If you ever need hot peppers in bulk...

Yunnan_Dalimarket1

Or baskets to carry things on your back...

Yunnan_Dalimarket3

I also haggled, unsuccessfully, for a Bai tie-dye (扎染) from this woman, who said she died and embroidered them all herself. As a weaver and an exuberant appreciator of Beautiful Handmade Goods, I gave her the benefit of the doubt and paid a non-discounted but also non-exorbitant price for a beautiful piece that now adorns our apartment. For US $4.50 it felt a bit like stealing.

Yunnan_Dalimarket4

The market was a fascinating cultural experience, and although there were merchants hawking goods aimed at western tourists, there were also people just doing their weekly shopping. My impression of the Bai were that they have proudly maintained their culture while modernizing and profiting in the 21st century. It seemed that many of the houses I so admired were newly built, with solar water heaters and impeccable white walls, but still in keeping with the traditional aesthetic. And women were wearing their traditional headdresses, yet at least in Shaping, it didn't seem like a tourist gimmick. So many places in China seem fake, and of course, Dali had some of that, but overall, I found it to be a place where, with a bike and some language skills, it is very possible to enjoy "real" China sans wifi and latte.

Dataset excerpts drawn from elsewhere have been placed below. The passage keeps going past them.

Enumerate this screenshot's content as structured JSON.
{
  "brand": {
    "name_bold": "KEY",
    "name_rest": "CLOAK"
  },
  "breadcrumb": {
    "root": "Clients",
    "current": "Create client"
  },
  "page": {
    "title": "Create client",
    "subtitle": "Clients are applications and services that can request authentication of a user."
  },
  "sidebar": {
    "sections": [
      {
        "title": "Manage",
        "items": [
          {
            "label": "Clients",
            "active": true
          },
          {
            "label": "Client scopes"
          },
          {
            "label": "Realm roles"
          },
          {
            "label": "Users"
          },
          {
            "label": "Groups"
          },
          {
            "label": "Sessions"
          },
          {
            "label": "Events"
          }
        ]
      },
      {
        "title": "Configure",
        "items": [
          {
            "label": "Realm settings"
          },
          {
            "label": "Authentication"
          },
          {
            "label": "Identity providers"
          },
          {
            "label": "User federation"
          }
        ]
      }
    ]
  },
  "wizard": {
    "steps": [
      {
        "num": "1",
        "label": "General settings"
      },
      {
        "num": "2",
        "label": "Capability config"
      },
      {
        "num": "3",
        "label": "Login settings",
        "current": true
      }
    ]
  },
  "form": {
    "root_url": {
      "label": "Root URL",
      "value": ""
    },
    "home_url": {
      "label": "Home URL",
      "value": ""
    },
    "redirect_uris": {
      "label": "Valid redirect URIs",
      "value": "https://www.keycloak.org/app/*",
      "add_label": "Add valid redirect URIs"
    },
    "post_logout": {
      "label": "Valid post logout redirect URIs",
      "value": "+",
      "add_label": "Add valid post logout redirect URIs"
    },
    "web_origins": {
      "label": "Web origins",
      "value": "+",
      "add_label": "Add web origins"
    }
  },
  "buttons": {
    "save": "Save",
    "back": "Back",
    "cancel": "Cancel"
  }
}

All in all, Yunnan was beautiful, and I haven't even written about Tiger Leaping Gorge yet!

Tuesday, February 15, 2011

Live Octopus

After a month of travel, I'm back in Dalian with one week before the spring semester starts.  I have yet to fully process my time in Yunnan and Thailand, and before I can do that, I need to first turn my thoughts back to Korea.  Between my Harbin trip and a rushed couple of days grading finals before heading off to Yunnan, I spent a really fun week in South Korea with friends from Oberlin and their cohorts. Although I didn't have enough time to travel around the country, except for my almost daily hourly commute between the small town of Munsan and the big city of Seoul, my excellent hosts Peter and Gerald made sure that I experienced Korean culture to the fullest, mainly in the form of crazy foods.

Thus I give you (since I had free time and was inspired by Gerald, whose much more professional videos can be viewed here)...Sannakji.


We were also treated to hongeo, or rotting sashimi (raw fish), which may require another video in the near future!

Korea was the first country I've visited where I didn't speak the language, and therefore an exciting, new linguistic challenge.  It was also the first developed Asian country I've been to (I was too young to remember Taiwan), and a welcome change from China.   And it was certainly the first country where I enjoyed the sensation of a tentacle squirming in my mouth and grabbing my tongue.  I went knowing nothing and having planned nothing, but thanks to my excellent company, I had a blast!